XREAL ist noch auf der Suche
Im Gegensatz zu anderen AR-Brillenherstellern, die direkt auf KI-Brillen umsteigen, scheint XREAL eher danach zu streben, einen Ausgleich zwischen den beiden zu finden:
Dieses Jahr wird ein "Produktjahr" für XREAL sein. Alle drei Produktlinien werden wichtige neue Produkte erhalten:
One-Serie: Das R1 in Zusammenarbeit mit ASUS ROG, das die Spieleumgebung verbessert;
Air-Serie: Project Helen, das auf einen niedrigeren Preis und eine geringere Gewichtszahl abzielt, um die Benutzerbasis zu erweitern;
High-End-Serie: Project Aura, das die nächste Generation der KI-Brillen erkundet;
Das wirklich Wichtige ist Project Aura. Dieses Produkt verfügt über eine geteilte Architektur - Brillenkopf + Puck-Recheneinheit. Die Brille wird über ein Kabel mit einem Rechengerät in Handygröße oder direkt mit einem Android-Handy verbunden.
Dieser Entwurf scheint "einen Schritt zurück" zu gehen: Die Einheitlichkeit und die Freiheit werden geopfert, aber dafür wird das Kopfgewicht verringert und die Akkulaufzeit besser kontrolliert.
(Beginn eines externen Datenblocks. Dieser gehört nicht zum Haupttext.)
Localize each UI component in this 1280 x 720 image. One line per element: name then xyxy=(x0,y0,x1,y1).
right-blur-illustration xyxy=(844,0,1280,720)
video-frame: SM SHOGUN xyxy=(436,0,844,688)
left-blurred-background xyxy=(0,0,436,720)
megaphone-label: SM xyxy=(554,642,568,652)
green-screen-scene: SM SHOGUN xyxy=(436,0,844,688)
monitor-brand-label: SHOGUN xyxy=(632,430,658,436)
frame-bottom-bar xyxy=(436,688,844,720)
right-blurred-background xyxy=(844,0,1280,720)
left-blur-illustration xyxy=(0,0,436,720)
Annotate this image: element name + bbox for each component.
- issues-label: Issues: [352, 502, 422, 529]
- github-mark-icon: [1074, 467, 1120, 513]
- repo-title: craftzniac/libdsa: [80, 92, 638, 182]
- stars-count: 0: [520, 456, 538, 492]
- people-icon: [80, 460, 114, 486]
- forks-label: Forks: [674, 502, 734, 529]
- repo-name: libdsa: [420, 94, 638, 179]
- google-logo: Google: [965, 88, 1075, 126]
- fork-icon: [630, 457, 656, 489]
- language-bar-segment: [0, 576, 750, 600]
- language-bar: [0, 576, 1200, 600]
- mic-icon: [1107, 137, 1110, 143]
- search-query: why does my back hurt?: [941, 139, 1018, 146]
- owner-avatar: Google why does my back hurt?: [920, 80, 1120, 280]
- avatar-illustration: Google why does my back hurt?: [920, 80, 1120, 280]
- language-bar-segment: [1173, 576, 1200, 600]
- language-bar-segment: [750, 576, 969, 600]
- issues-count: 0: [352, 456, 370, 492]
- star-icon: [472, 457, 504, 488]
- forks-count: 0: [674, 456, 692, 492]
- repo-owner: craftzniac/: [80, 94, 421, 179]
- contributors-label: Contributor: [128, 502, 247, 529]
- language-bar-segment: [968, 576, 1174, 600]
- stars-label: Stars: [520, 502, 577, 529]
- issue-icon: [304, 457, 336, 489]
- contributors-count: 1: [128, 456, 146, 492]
Zusätzlich hat Aura nicht nur das Gemini-Multimodal-KI-System eingeführt, sondern auch ein vollständiges Android XR-System implementiert, was bedeutet, dass Benutzer Android-Anwendungen direkt in der Brille ausführen können.
Aus strategischer Sicht ist diese Wahl leicht zu verstehen. Einerseits ist es schwierig, bei KI-Brillen echte Differenzierung zu erzielen. Die Hardwarebarrieren sind nicht hoch, die Lieferkette ist reif, und die Produktformen nähern sich schnell an. Andererseits wird es wahrscheinlich eher die großen Unternehmen sein, die die Chance haben, wenn KI-Brillen tatsächlich die nächste Generation des Hauptanschlusses werden.
Unter diesen Umständen ist der Weg von XREAL eher eine differenzierte Wahl: Anstatt direkt in den "Anschluss"-Wettbewerb einzusteigen, wird die Fähigkeit in der Anzeige und der Raumrechnung weiter gestärkt.
In der langen Frist wird die Grenze zwischen KI-Brillen und AR-Brillen selbst allmählich verschwimmen. Die zukünftige Hauptform wird wahrscheinlich sowohl eine gewisse Raumanzeigefähigkeit als auch die Fähigkeit zur Umweltverstehen und zur Aufgabenausführung erfordern.
In diesem Prozess ist die aktuelle Suche von XREAL eher eine Vorbereitung auf diese integrierte Form. Ob dieser Weg zu klareren kommerziellen Ergebnissen führt, muss noch anhand der zukünftigen Produkte und der Marktreaktion überprüft werden.